Single by The Chambers Brothers

from the album The Time Has Come
- B-side: "Falling In Love"
- Released: December 19, 1966
- Recorded: 1966
- Genre: R&B
- Length: 2:20
- Label: Columbia 4-43957
- Songwriter: R. Clark
- Producer: David Rubinson

The Chambers Brothers singles chronology
| "Time Has Come Today" (1966) | "All Strung Out Over You" (1966) | "I Can't Stand It" (1967) |

= All Strung Out Over You =

1966 song by The Chambers Brothers

"All Strung Out Over You" was an early hit for The Chambers Brothers. It featured Lester Chambers on lead vocals. It was sampled by Fatboy Slim on "Weapon of Choice".

==Info on the song==
"All Strung Out Over You" is performed by The Chambers Brothers with Lester Chambers on lead vocal. It was composed by Rudy Clark. The Chambers Brothers recorded the song and it was released on Columbia 4–43957 on December 19, 1966.
It was rushed out by Columbia after the label had rejected an early version of "Time Has Come Today".

It was reported by Record World in the magazine's 31 December issue that the Chambers Brothers who had a professional history ranging from church gospel singing to folk-blues, had changed their direction, and had a new Columbia single "All Strung Out Over You" bw "Falling in Love" that was aimed at the rhythm and blues market.

It became a regional hit for the group which gave them the opportunity to re-record "The Time Has Come Today".

The song appeared as the A1 track of their 1967 album The Time Has Come. Years later, along with "Into My Own Thing" by Sly & the Family Stone, the song would be sampled for the song "Weapon of Choice by Fatboy Slim which also featured Bootsy Collins.

==Reception==
The record was a Newcomer Pick in the 24 December 1966 issue of Cash Box. The reviewer who called the record "a powerhouse of a rocker" also said that group "can’t help but excite both Top 40 and R&B fans". The terms "soul drenched swinger and "prime dance item" were also used. The flip side, "Falling in Love" was referred to as a low-down shouter.

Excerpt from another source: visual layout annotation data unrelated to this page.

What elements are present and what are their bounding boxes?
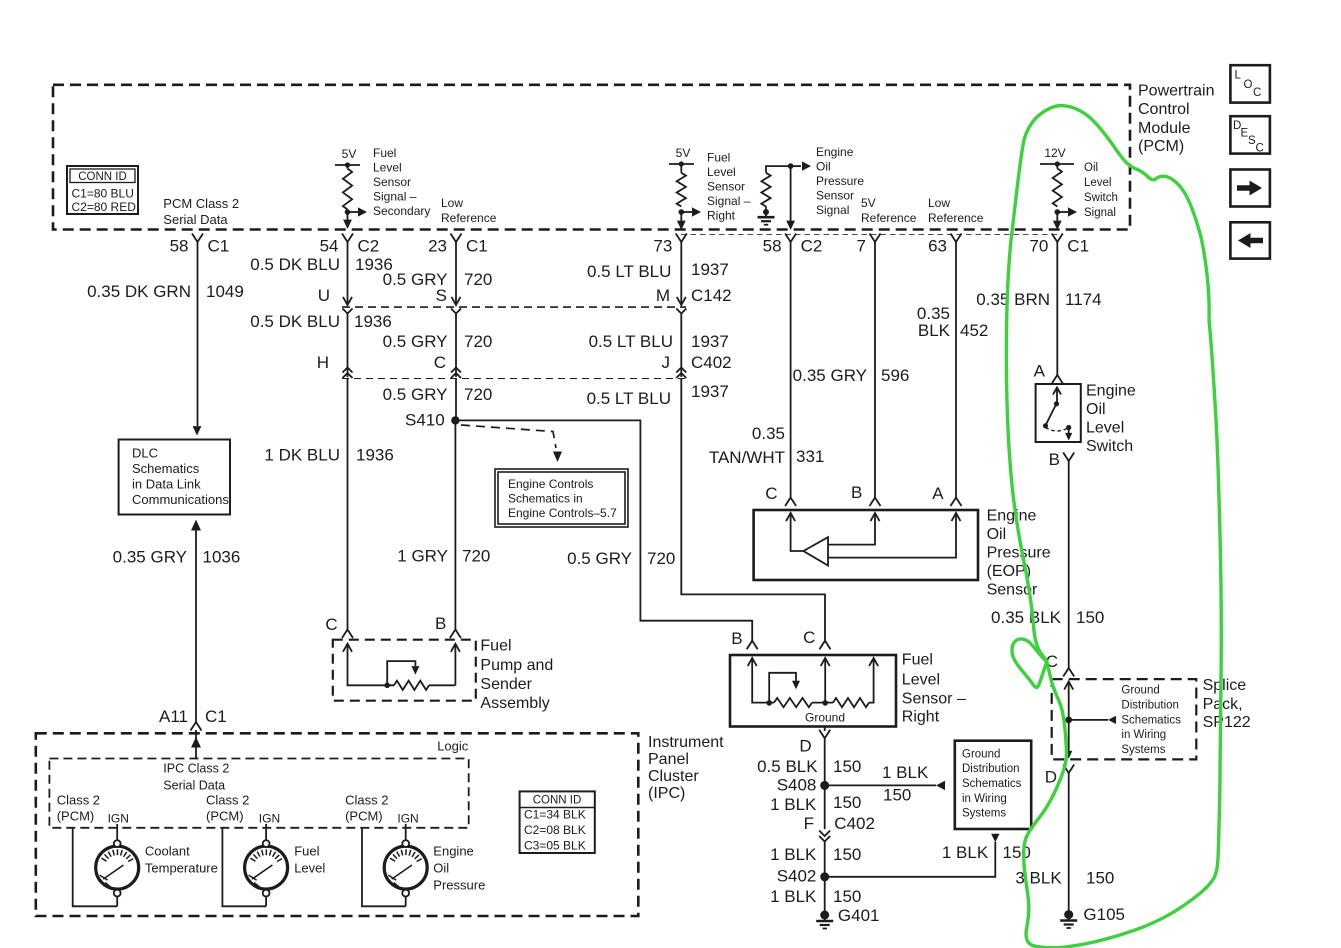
- connector row C402 dashed line: [342, 378, 686, 380]
- svg-text:Level: Level: [294, 861, 325, 876]
- wire 150 BLK from switch B to splice pack C: [1068, 461, 1070, 668]
- svg-text:Engine Controls–5.7: Engine Controls–5.7: [508, 506, 617, 520]
- svg-text:C2: C2: [801, 237, 823, 256]
- label 1 BLK 150 (branch): [882, 763, 929, 805]
- svg-text:1 BLK: 1 BLK: [770, 887, 817, 906]
- label Splice Pack SP122: [1203, 677, 1251, 731]
- svg-text:IGN: IGN: [108, 812, 129, 826]
- oil level switch symbol: [1043, 388, 1072, 441]
- pin 73 of PCM: [653, 234, 686, 256]
- svg-text:58: 58: [170, 237, 189, 256]
- Instrument Panel Cluster dashed box: [36, 733, 639, 916]
- svg-text:C: C: [1253, 87, 1261, 99]
- svg-text:Pressure: Pressure: [816, 174, 864, 188]
- svg-text:Pressure: Pressure: [433, 878, 485, 893]
- svg-text:150: 150: [833, 887, 861, 906]
- pin B of fuel level sensor right: [731, 629, 757, 649]
- svg-text:70: 70: [1029, 237, 1048, 256]
- label 0.5 LT BLU 1937 row1: [587, 260, 729, 281]
- wire 1936 DK BLU segment row3 to fuel pump: [347, 379, 349, 630]
- svg-text:C402: C402: [691, 353, 732, 372]
- wire 150 BLK from S408 to C402 F: [824, 785, 826, 829]
- svg-text:Level: Level: [1086, 420, 1124, 437]
- CONN ID table IPC: C1=34 BLK C2=08 BLK C3=05 BLK: [520, 791, 595, 853]
- svg-text:Low: Low: [928, 196, 950, 210]
- label Instrument Panel Cluster (IPC): [648, 734, 724, 802]
- svg-text:Fuel: Fuel: [902, 652, 933, 669]
- label 0.5 BLK 150: [757, 757, 861, 776]
- fuel level sensor internal potentiometer: [748, 658, 878, 725]
- svg-text:A: A: [1034, 362, 1046, 381]
- pin 70 C1 of PCM: [1029, 234, 1089, 256]
- svg-text:1936: 1936: [356, 446, 394, 465]
- pin C of EOP sensor: [765, 484, 796, 506]
- svg-text:C3=05 BLK: C3=05 BLK: [524, 839, 586, 853]
- svg-text:Switch: Switch: [1084, 192, 1118, 204]
- svg-text:Level: Level: [373, 161, 402, 175]
- svg-text:IPC Class 2: IPC Class 2: [163, 762, 229, 776]
- svg-text:Switch: Switch: [1086, 438, 1133, 455]
- label Fuel Level Sensor - Right: [902, 652, 966, 726]
- svg-text:C: C: [803, 628, 815, 647]
- svg-text:D: D: [799, 737, 811, 756]
- fuel pump and sender assembly dashed box: [333, 640, 476, 701]
- svg-text:Engine: Engine: [1086, 383, 1136, 400]
- pin B of fuel pump assembly: [435, 614, 461, 638]
- wire IGN to gauge 2: [265, 824, 267, 840]
- connector F C402 chevrons: [804, 814, 875, 842]
- svg-text:Systems: Systems: [962, 808, 1006, 820]
- svg-text:150: 150: [1086, 869, 1114, 888]
- label Fuel Level Sensor Signal - Right: [707, 151, 751, 223]
- svg-text:1937: 1937: [691, 382, 729, 401]
- wire 150 BLK from D to S408: [824, 738, 826, 785]
- svg-text:Schematics: Schematics: [132, 461, 200, 476]
- svg-text:54: 54: [320, 237, 339, 256]
- pin A11 C1 of IPC: [159, 707, 227, 731]
- svg-text:596: 596: [881, 366, 909, 385]
- svg-text:BLK: BLK: [918, 321, 951, 340]
- svg-text:Coolant: Coolant: [145, 844, 190, 859]
- svg-text:Secondary: Secondary: [373, 204, 430, 218]
- svg-text:1036: 1036: [203, 548, 241, 567]
- wire Class 2 to gauge 2: [222, 828, 266, 907]
- pin D of fuel level sensor: [799, 727, 830, 756]
- svg-text:Signal –: Signal –: [707, 194, 751, 208]
- svg-text:Pump and: Pump and: [480, 657, 553, 674]
- svg-text:Module: Module: [1138, 120, 1191, 137]
- svg-text:C1=80 BLU: C1=80 BLU: [72, 187, 134, 201]
- label 1 BLK 150: [770, 845, 861, 864]
- svg-text:C1: C1: [208, 237, 230, 256]
- svg-text:C142: C142: [691, 286, 732, 305]
- Engine Controls Schematics reference box: [495, 469, 628, 527]
- svg-text:Pack,: Pack,: [1203, 696, 1243, 713]
- svg-text:720: 720: [464, 385, 492, 404]
- svg-text:Oil: Oil: [987, 526, 1007, 543]
- svg-text:Signal: Signal: [1084, 207, 1116, 219]
- svg-text:Ground: Ground: [805, 711, 845, 725]
- svg-text:1174: 1174: [1065, 290, 1102, 309]
- resistor pullup fuel level secondary: [343, 169, 352, 210]
- svg-text:J: J: [662, 353, 671, 372]
- wire 1174 BRN from pin 70 to oil level switch: [1056, 242, 1058, 375]
- svg-text:Distribution: Distribution: [1121, 700, 1179, 712]
- svg-text:Reference: Reference: [861, 211, 917, 225]
- svg-text:Engine: Engine: [816, 145, 854, 159]
- label Fuel Level Sensor Signal - Secondary: [373, 146, 430, 218]
- svg-text:A: A: [932, 484, 944, 503]
- arrowhead into IPC logic: [191, 730, 201, 759]
- svg-text:B: B: [851, 483, 862, 502]
- svg-text:720: 720: [464, 270, 492, 289]
- label U: [318, 286, 330, 305]
- pin C of fuel level sensor right: [803, 628, 830, 649]
- svg-text:(PCM): (PCM): [345, 809, 383, 824]
- svg-text:O: O: [1244, 79, 1253, 91]
- dashed reference link from S410: [461, 425, 562, 462]
- svg-text:Schematics in: Schematics in: [508, 492, 583, 506]
- svg-text:H: H: [317, 353, 329, 372]
- svg-text:SP122: SP122: [1203, 714, 1251, 731]
- pin B of oil level switch: [1049, 450, 1075, 469]
- svg-text:Fuel: Fuel: [294, 844, 319, 859]
- svg-text:Schematics: Schematics: [962, 778, 1022, 790]
- svg-text:720: 720: [647, 549, 675, 568]
- svg-text:G401: G401: [838, 906, 880, 925]
- svg-text:Communications: Communications: [132, 492, 229, 507]
- svg-text:DLC: DLC: [132, 446, 158, 461]
- svg-text:U: U: [318, 286, 330, 305]
- svg-text:Fuel: Fuel: [707, 151, 730, 165]
- svg-text:Fuel: Fuel: [480, 638, 511, 655]
- wire 1937 LT BLU segment row3 to fuel level sensor C: [681, 379, 825, 641]
- label Powertrain Control Module (PCM): [1138, 83, 1214, 156]
- svg-text:IGN: IGN: [259, 812, 280, 826]
- wire 1936 DK BLU segment row2: [343, 314, 353, 379]
- svg-text:0.35 BLK: 0.35 BLK: [991, 608, 1062, 627]
- pin D of splice pack: [1045, 765, 1074, 787]
- svg-text:Engine Controls: Engine Controls: [508, 477, 593, 491]
- label PCM Class 2 Serial Data: [163, 196, 239, 227]
- svg-text:Sensor: Sensor: [707, 180, 745, 194]
- svg-text:1937: 1937: [691, 332, 729, 351]
- svg-text:Powertrain: Powertrain: [1138, 83, 1214, 100]
- resistor pullup oil level switch: [1053, 169, 1062, 207]
- svg-text:Oil: Oil: [433, 861, 449, 876]
- svg-text:0.5 LT BLU: 0.5 LT BLU: [587, 389, 671, 408]
- label Logic: [437, 739, 469, 754]
- label 1 BLK 150 (right branch): [942, 843, 1031, 862]
- svg-text:0.5 GRY: 0.5 GRY: [383, 332, 448, 351]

As noted by Kal Rudman in the 18 February issue of Record World, "All Strung Over You" which was a smash in Boston was now hitting Chicago. He also said that the Chambers Brothers sound like a new Righteous Brothers.

===Charts===
By January 11, 1967, the song had moved from its previous position of 48 up to 34 on the WMCA chart. A full-page ad appeared in the 14 January 1967 issue of Record World alerting the reader that "All Strung Out Over You" was Breaking out all over. By the 28th of that month, Billboard had recorded the single as a regional breakout.

==Reaction to the song==
For its cowbell effect, the song is noted at the Ultimate Cowbell Database.

==Other versions==
Spanish group, Los Crich recorded their version of the song for the Fonoguanche label. It was backed with another Chambers Brothers song, "I Can't Stand It" which was composed by Lester Chambers.